The following is a traceback, and I think at the moment that the error is due to having to models - generator and discriminator applied with DataParallel separately leading to the following issue at D(G(z)).

What’s the way to fix this?

  File "/home/jerin/code/fairseq/fairseq/models/", line 207, in forward
    x = self.embed_tokens(src_tokens)
  File "/home/jerin/.local/lib/python3.5/site-packages/torch/nn/modules/", line 477, in __call__
    result = self.forward(*input, **kwargs)
  File "/home/jerin/.local/lib/python3.5/site-packages/torch/nn/modules/", line 110, in forward
    self.norm_type, self.scale_grad_by_freq, self.sparse)
  File "/home/jerin/.local/lib/python3.5/site-packages/torch/nn/", line 1110, in embedding
    return torch.embedding(weight, input, padding_idx, scale_grad_by_freq, sparse)
RuntimeError: arguments are located on different GPUs at /pytorch/aten/src/THC/generic/
Exception ignored in: <bound method tqdm.__del__ of | epoch 000:   0%|                                                                                                                                                                                                                                                                                 | 0/3750 [00:08<?, ?it/s]>

I met the same problems, have you fixed it?

I was trying to switch models between GPUs.
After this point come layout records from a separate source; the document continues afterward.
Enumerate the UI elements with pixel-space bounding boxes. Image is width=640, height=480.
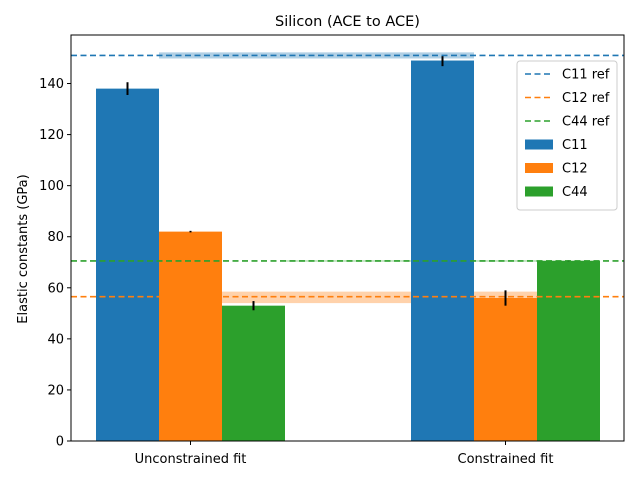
legend-swatch-C12: [525, 163, 553, 173]
y-axis-title: Elastic constants (GPa): [16, 174, 31, 323]
y-tick-label-7: 140: [39, 77, 64, 92]
legend-label-C12 ref: C12 ref: [562, 91, 610, 106]
y-tick-label-3: 60: [47, 281, 64, 296]
legend-label-C44: C44: [562, 185, 588, 200]
y-tick-label-0: 0: [56, 435, 64, 450]
x-tick-label-1: Constrained fit: [458, 452, 554, 467]
bar-C11-0: [96, 88, 159, 441]
chart-title: Silicon (ACE to ACE): [275, 14, 420, 30]
bar-C12-0: [159, 231, 222, 441]
bars: [96, 60, 600, 441]
x-tick-label-0: Unconstrained fit: [135, 452, 247, 467]
axes: 0 20 40 60 80 100 120 140 Unconstrained fit Const…: [39, 34, 625, 467]
legend: C11 ref C12 ref C44 ref C11 C12 C44: [516, 60, 618, 211]
legend-label-C11: C11: [562, 138, 588, 153]
bar-C12-1: [474, 298, 537, 441]
bar-C44-1: [537, 260, 600, 441]
bar-C44-0: [222, 305, 285, 441]
legend-label-C11 ref: C11 ref: [562, 68, 610, 83]
y-tick-label-5: 100: [39, 179, 64, 194]
legend-swatch-C11: [525, 139, 553, 150]
y-tick-label-2: 40: [47, 332, 64, 347]
reference-band-0: [159, 52, 474, 59]
plot-frame: [70, 34, 625, 442]
y-tick-label-4: 80: [47, 230, 64, 245]
legend-swatch-C44: [525, 186, 553, 197]
bar-C11-1: [411, 60, 474, 441]
error-bars: [126, 54, 570, 311]
legend-label-C44 ref: C44 ref: [562, 115, 610, 130]
reference-lines: [71, 54, 624, 298]
legend-label-C12: C12: [562, 162, 588, 177]
y-tick-label-1: 20: [47, 383, 64, 398]
y-tick-label-6: 120: [39, 128, 64, 143]
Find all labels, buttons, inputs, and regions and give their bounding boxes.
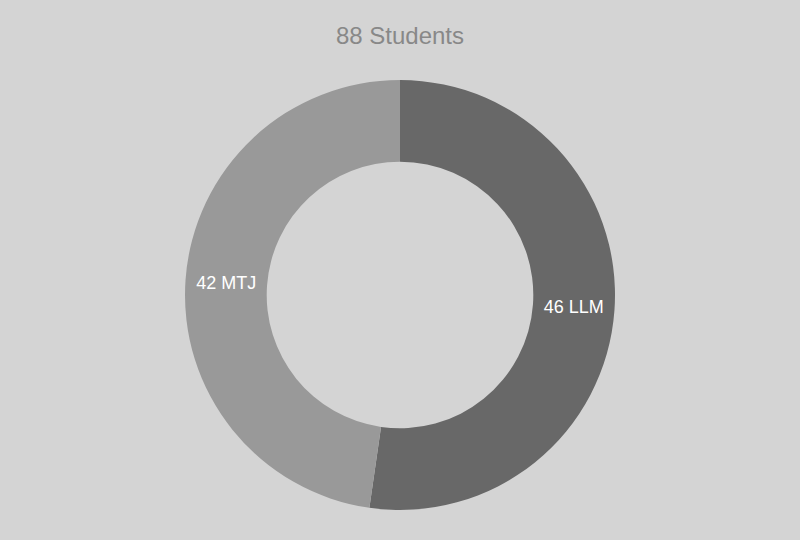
svg-text:46 LLM: 46 LLM	[544, 297, 604, 317]
svg-text:42 MTJ: 42 MTJ	[196, 273, 256, 293]
svg-text:88 Students: 88 Students	[336, 22, 464, 49]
I solved this by putting all models in one module inheriting nn.Module and applying DataParallel on that. In the forward method definitions, I called/accessed the individual models (generator and discriminator).

OK, I only have one model. But with the same embedding Error. Thank you anyway.

I have the same error when I trying to use multiple embeddings

I also use the same one embedding and one model, but still the error, do you fix the problem?
I load the embedding from numpy array, but still has the error:

When I apply Dataparallel, I have the same problem with multiple model passing embedding weights across each other.